Até mesmo na tentativa de reparação, o Brasil teria um longo caminho a percorrer. "Fez-se apenas fez pelo aspecto econômico", diz a pesquisadora Glenda Mezarobba. (ANA FLOR)



Valor de indenizações pagas provoca jogo de pressão e críticas
Grupos que representam anistiados se dizem insatisfeitos com a alteração no cálculo dos valores das reparações pagas

Câmara criou grupo para acompanhar trabalhos da Comissão de Anistia; integrantes consideram medida uma intimidação

DO ENVIADO A BRASÍLIA



Por trás da discussão sobre distorções na concessão de indenizações milionárias a anistiados políticos existe, de um lado, uma forte pressão de alguns grupos organizados, e, de outro, críticas a falhas da lei.

Enquanto a questão dos crimes cometidos de ambos os lados e da busca da verdade sobre muitos casos permanecem com poucos avanços, a indenização aos prejudicados pela ditadura militar tem funcionado há anos. E acabou por levar uma série de críticas.

Integrantes tanto da Comissão de Anistia do governo federal quanto de grupos insatisfeitos com decisões recentes do órgão relatam a guerra nos bastidores. O mais recente instrumento para canalizar a pressão, dizem os dois lados, foi a criação de uma comissão na Câmara, a Ceanisti (Comissão Especial de Anistia), para acompanhar os trabalhos da Comissão de Anistia.

O presidente da Comissão de Anistia, Paulo Abrão, já foi chamado mais de uma vez para depor sobre casos em que o desfecho não foi favorável a quem fez o pedido, o que é visto como uma tentativa de intimidação por alguns integrantes da entidade, que fazem críticas sob condição de sigilo.

Um documento a que a Folha teve acesso, elaborado por entidades que representam anistiados, lista 13 pontos de descontentamento, todos relacionados a respostas negativas a pedidos de indenização ou a valores abaixo dos esperados.

O principal motivo para a escalada na disputa entre o governo e os grupos de anistiados é uma mudança na interpretação da lei que criou a Comissão de Anistia, em 2002.

Até dois anos atrás, o governo pagava as indenizações vitalícias e os retroativos com referência no ponto em que a carreira do perseguido estaria se não tivesse sido interrompida.
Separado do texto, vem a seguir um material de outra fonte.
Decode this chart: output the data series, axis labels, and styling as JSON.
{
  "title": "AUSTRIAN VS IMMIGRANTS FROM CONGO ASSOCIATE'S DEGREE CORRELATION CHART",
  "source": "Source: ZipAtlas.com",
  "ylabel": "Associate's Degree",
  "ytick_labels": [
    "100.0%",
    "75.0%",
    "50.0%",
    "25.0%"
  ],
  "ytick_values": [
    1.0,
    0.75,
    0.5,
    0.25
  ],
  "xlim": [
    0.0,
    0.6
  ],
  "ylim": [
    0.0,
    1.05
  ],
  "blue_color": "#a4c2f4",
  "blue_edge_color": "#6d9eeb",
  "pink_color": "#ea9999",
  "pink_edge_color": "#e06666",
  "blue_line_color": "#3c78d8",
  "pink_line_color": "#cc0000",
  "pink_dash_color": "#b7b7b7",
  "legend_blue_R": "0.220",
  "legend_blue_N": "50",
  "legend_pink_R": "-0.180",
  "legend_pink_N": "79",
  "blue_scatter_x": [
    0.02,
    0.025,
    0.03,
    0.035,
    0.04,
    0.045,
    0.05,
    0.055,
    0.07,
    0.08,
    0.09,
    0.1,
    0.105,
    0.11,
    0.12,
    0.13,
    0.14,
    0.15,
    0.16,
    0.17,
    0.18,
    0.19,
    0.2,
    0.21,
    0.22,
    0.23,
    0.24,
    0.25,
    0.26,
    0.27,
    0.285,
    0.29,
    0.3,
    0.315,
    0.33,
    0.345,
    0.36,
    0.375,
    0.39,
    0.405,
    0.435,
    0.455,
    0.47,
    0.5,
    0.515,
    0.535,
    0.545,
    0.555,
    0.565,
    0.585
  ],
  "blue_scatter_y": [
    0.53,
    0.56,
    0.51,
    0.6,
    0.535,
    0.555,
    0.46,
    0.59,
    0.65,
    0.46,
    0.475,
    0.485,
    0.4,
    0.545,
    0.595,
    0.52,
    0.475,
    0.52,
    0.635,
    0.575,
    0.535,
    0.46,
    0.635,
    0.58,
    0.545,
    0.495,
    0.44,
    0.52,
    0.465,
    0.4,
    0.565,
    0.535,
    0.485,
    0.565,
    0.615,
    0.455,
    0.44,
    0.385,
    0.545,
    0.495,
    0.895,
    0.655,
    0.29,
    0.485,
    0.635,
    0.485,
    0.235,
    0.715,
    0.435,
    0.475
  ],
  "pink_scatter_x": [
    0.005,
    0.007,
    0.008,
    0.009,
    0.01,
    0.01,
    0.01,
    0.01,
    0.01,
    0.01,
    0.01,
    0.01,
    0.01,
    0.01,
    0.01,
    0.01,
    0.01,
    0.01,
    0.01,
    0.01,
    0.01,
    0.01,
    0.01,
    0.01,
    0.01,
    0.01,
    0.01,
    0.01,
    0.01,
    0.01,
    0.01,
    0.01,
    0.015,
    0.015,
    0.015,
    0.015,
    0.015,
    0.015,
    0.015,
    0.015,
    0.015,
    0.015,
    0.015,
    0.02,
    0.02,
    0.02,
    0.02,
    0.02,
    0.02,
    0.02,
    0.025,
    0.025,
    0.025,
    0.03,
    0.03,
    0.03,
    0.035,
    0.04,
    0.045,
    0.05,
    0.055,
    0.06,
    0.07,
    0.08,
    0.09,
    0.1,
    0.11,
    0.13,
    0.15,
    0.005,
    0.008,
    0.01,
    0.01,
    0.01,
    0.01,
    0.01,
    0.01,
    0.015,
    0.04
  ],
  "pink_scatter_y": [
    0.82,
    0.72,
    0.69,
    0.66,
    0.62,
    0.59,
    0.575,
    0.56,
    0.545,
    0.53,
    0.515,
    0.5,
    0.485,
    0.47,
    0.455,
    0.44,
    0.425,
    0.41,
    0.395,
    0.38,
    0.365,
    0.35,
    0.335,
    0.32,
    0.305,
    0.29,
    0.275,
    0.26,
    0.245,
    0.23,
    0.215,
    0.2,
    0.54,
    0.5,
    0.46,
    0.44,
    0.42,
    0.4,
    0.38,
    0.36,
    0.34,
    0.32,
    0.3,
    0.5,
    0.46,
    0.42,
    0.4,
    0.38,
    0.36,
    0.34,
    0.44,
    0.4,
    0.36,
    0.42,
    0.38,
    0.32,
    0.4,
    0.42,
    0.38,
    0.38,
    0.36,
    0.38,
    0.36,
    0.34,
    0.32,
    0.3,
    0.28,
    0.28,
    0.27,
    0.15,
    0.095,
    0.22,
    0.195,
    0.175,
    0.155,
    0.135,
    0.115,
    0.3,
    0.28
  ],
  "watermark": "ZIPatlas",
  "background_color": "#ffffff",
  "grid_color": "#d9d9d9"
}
Na prática, é como se todos os que fazem os pedidos estivessem no auge da carreira -mesmo quando retomaram seus empregos alguns meses depois ou partiram para outras profissões e foram bem-sucedidos.

Desde então, Abrão passou a aplicar um "princípio da razoabilidade e da adequação aos valores atuais", com uma média do salário da profissão, não mais o topo. Isso levou a uma queda no valor médio das indenizações.

O ministro da Justiça, Tarso Genro, disse à Folha que a legislação é "imperfeita" e permite distorções nos valores das indenizações. Mas afirma que não deve haver mudanças. "É difícil, porque a pressão maior que existe para modificações vai no sentido contrário a essa visão [de que as reparações são exageradas]."

Para Tarso, "o próprio conceito de anistia no Brasil é totalmente deformado".

"Qual é a moralidade que está contida num perdão que o regime militar dá a quem resistiu contra ele, dizendo que eles são criminosos, por isso devem ser perdoados? O conceito de Anistia que temos de trabalhar é o contrário, que o Estado diga para o cidadão que ele errou, e que ele está pedindo desculpas ao cidadão. Tem danos que a ditadura causou para indivíduos e famílias que são absolutamente impagáveis", afirma.